Publié le par paskov

Le secteur automobile a de la peine à maintenir la tête hors de l'eau, le secteur tertiaire a bu la tasse aux environs de la Baltique, l'immobilier s'est écroulé sur les plages méditerranéennes. Tous ces petits soucis devenus quotidiens à l'ouest provoquent une stagnation économique et la montée du chômage. Lors de ces temps difficiles qui s'annoncent, nous ne pourrons ne plus vivre au dessus de nos moyens comme nous l'avons fait pendant des décennies! Tout le monde va devoir se retrousser les manches dans l'unité nationale et européenne!

Tout le monde? Presque tout le monde...

Le secteur du luxe n'a pas subi de chute spectaculaire. Bien au contraire, on assiste à une véritable fête. Les titres des journaux s'en donnent à cœur joie "Le luxe en pleine surchauffe", "La crise est finie pour le marché du luxe" s'écrie le patron d'Hugo Boss, "Les ventes de LVMH ont explosé en 2010".

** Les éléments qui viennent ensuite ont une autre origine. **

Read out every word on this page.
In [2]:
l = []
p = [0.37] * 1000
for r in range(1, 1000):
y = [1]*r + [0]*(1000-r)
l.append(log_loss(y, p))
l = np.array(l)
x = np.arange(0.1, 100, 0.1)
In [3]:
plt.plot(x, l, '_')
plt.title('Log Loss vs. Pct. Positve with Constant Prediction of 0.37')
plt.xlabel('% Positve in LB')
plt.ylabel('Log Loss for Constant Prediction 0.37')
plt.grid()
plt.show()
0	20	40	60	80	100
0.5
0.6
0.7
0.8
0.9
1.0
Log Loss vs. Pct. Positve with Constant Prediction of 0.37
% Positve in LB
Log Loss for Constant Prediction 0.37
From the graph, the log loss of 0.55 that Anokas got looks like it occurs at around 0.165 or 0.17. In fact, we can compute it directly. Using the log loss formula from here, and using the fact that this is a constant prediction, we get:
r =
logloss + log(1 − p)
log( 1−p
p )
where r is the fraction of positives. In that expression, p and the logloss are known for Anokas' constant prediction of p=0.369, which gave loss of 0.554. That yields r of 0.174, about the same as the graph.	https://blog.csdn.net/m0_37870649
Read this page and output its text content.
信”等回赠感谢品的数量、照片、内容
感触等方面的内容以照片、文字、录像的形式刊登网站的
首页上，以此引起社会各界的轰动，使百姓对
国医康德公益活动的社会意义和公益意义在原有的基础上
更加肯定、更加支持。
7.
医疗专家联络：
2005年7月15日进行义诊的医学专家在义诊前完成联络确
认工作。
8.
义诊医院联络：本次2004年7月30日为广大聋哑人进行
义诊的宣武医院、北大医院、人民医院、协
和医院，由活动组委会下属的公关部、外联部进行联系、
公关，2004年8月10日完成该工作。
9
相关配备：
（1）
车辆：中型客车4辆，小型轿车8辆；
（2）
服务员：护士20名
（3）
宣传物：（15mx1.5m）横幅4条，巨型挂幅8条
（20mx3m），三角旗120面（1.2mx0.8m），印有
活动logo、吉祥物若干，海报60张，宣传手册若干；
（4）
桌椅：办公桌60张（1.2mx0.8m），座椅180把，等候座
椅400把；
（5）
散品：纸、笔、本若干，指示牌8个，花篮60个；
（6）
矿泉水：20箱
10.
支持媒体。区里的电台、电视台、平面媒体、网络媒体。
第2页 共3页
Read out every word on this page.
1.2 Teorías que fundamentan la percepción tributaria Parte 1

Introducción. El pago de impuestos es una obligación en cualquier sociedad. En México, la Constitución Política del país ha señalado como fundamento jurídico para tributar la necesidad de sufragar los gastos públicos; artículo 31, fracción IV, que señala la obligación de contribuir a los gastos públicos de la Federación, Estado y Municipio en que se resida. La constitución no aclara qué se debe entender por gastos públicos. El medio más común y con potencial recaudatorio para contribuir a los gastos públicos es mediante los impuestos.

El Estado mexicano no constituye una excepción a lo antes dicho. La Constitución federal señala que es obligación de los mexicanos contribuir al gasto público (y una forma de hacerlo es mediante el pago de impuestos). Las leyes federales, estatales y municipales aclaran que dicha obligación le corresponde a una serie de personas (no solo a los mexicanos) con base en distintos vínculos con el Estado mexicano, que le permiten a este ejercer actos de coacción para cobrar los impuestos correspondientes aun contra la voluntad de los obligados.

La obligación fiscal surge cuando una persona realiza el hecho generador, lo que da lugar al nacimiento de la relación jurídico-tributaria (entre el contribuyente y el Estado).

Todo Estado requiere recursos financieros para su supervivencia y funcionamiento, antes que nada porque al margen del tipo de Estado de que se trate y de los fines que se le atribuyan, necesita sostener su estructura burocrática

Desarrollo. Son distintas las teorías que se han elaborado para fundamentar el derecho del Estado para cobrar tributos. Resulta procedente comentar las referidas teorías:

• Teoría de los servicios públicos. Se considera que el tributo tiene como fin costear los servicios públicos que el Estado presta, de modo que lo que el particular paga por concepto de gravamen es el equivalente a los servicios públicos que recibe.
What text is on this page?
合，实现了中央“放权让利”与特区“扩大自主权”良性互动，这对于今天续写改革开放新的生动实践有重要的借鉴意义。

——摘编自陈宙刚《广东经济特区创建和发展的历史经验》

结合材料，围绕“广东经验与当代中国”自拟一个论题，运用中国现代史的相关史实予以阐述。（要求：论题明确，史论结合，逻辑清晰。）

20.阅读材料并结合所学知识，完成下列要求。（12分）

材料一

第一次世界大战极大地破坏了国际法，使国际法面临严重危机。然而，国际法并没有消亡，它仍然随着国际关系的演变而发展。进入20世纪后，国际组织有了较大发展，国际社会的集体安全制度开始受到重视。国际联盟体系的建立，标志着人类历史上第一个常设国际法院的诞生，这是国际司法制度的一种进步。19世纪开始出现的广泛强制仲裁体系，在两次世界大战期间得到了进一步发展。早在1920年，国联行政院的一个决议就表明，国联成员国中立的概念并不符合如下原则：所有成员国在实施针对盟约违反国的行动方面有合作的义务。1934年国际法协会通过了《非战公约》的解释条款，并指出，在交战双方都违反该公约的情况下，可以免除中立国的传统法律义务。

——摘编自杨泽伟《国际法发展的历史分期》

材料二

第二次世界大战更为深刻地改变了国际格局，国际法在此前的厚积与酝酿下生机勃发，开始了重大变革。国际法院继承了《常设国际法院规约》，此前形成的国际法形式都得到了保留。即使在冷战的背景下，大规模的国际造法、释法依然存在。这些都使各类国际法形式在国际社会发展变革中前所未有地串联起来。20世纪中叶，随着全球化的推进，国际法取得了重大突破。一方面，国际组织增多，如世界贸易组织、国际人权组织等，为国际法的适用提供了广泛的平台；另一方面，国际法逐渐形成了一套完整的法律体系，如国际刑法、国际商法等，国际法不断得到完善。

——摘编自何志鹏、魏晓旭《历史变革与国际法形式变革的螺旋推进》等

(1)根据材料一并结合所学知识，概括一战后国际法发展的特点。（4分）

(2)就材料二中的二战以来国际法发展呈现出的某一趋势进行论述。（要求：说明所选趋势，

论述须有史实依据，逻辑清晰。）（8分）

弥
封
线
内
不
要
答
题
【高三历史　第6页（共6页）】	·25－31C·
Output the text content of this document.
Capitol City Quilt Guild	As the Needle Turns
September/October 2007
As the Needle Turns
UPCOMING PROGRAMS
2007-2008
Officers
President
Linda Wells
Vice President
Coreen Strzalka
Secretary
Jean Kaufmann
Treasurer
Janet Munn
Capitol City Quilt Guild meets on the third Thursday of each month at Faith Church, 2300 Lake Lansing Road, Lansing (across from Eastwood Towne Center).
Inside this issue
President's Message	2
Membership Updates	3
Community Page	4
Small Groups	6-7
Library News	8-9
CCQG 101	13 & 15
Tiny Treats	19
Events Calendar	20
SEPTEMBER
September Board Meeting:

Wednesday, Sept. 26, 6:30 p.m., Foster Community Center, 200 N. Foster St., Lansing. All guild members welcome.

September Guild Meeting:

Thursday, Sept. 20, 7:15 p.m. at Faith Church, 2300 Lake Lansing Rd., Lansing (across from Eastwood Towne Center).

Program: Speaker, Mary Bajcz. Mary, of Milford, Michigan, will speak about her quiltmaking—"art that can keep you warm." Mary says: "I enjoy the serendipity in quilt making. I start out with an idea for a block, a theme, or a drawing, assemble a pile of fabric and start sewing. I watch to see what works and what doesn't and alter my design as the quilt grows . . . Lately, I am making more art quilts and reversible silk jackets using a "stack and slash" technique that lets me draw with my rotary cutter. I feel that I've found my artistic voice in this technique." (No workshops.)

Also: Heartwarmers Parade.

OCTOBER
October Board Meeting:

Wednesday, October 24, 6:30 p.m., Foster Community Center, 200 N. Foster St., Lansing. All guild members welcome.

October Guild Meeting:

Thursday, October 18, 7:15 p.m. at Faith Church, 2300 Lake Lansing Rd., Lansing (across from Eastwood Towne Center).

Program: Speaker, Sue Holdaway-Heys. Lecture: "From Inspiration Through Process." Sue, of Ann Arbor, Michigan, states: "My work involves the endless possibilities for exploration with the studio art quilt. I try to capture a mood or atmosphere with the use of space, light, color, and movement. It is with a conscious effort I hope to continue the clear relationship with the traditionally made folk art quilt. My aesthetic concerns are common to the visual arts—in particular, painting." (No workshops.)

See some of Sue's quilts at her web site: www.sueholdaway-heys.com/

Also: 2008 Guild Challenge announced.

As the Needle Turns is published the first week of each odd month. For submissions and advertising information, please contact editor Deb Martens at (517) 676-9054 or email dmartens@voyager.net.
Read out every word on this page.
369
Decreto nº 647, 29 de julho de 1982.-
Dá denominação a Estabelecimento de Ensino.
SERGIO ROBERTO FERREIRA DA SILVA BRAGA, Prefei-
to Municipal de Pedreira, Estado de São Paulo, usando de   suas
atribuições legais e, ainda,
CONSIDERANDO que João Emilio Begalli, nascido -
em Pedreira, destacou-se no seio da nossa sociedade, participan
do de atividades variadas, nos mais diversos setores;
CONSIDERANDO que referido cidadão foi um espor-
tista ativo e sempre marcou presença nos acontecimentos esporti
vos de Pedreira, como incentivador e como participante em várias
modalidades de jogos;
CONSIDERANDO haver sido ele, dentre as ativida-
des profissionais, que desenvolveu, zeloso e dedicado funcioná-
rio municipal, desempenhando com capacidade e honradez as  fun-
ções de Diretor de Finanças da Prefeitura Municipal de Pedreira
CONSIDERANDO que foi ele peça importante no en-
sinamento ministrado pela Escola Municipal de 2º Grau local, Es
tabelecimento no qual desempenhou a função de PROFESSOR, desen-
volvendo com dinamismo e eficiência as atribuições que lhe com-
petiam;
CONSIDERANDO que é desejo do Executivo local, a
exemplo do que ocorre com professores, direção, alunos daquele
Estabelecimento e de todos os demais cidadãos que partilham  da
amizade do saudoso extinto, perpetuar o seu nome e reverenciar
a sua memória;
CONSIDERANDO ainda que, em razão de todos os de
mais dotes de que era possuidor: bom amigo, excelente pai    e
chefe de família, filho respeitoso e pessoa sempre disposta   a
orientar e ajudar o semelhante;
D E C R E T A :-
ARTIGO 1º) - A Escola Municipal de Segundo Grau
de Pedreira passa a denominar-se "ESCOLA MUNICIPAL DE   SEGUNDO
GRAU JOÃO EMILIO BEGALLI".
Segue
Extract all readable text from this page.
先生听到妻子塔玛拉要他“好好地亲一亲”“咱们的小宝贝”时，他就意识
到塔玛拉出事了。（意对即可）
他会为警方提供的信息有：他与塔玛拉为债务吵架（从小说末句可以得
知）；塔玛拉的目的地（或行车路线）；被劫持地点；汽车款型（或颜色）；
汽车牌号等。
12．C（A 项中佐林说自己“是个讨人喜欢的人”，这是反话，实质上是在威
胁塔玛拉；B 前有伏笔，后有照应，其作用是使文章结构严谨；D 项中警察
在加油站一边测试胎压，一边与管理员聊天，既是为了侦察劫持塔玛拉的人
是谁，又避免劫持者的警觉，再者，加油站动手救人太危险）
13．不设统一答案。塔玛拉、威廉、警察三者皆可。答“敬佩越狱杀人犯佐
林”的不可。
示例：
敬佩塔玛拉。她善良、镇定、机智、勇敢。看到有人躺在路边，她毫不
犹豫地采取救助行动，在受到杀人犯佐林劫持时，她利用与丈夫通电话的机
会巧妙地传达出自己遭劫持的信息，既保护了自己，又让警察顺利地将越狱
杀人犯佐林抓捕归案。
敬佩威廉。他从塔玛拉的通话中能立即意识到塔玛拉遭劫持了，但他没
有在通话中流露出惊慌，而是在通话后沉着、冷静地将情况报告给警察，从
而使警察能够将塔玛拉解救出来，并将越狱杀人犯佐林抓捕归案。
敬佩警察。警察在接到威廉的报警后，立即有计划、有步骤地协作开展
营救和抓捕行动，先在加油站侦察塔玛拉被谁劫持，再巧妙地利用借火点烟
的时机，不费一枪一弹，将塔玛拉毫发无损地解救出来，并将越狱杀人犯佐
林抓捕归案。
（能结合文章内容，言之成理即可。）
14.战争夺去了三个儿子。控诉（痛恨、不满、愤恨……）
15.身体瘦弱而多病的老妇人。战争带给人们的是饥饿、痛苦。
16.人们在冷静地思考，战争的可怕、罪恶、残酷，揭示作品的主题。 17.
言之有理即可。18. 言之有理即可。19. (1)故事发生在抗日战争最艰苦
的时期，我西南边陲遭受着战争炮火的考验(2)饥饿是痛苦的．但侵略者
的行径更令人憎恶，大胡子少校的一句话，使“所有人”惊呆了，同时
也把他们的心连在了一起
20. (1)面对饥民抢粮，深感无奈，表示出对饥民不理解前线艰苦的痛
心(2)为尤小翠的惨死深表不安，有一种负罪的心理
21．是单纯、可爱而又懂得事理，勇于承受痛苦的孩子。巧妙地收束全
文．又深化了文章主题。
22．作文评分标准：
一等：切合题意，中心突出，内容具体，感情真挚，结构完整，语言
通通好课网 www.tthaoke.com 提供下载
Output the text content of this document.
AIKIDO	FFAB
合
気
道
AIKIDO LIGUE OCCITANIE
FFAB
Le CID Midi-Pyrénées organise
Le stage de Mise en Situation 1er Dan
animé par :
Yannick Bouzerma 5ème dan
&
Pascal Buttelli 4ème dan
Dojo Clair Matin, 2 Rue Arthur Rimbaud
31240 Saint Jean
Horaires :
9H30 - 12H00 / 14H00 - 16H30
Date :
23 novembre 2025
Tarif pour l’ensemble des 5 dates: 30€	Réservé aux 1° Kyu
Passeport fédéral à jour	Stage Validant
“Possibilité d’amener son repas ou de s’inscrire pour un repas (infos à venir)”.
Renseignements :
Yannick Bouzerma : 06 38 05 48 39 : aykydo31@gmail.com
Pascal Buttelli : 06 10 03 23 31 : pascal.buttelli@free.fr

louis-vuitton-1.jpg"Un «grand millésime». C’est ainsi que Bernard Arnault, PDG de LVMH, qualifie 2010. L’année dernière a en effet été particulièrement bénéfique pour le numéro un mondial du luxe, qui a enregistré un résultat net en hausse de 73% à 3,03 milliards d’euros. Plus marquant encore, le groupe dépasse pour la première fois les 20 milliards d’euros de chiffres d’affaires sur l’année, à 20,3 milliards, en hausse de 19%." Champagne! Les opérations de rachat se multiplient et les placements en bourse augmentent en volume.

 

Est-ce le signe de la reprise mondiale comme l'affirment les patrons du secteur? Parmi les raisons évoquées, Bernard Arnault souligne «l'excellente dynamique en Europe, en Asie et aux États-Unis». Quand ce monsieur parle d'une "excellente dynamique", il parle de celle du petit groupe qui ne connaît pas la crise au sein de la population mondiale, en mesure d'acheter les produits de luxe.

 

Il n'est pas choquant de parler de la nouvelle classe de riches chinois qui se met à consommer frénétiquement. Elle représente en effet déjà 15% du marché mondial. Tout s'explique. Par contre, parler de la même dynamique en Europe et aux Etats-Unis est un sujet plus sensible.

 

Non, il n'est décidément pas convenable de parler de la disparition de la classe moyenne, ni des écarts qui se creusent. Tout de même.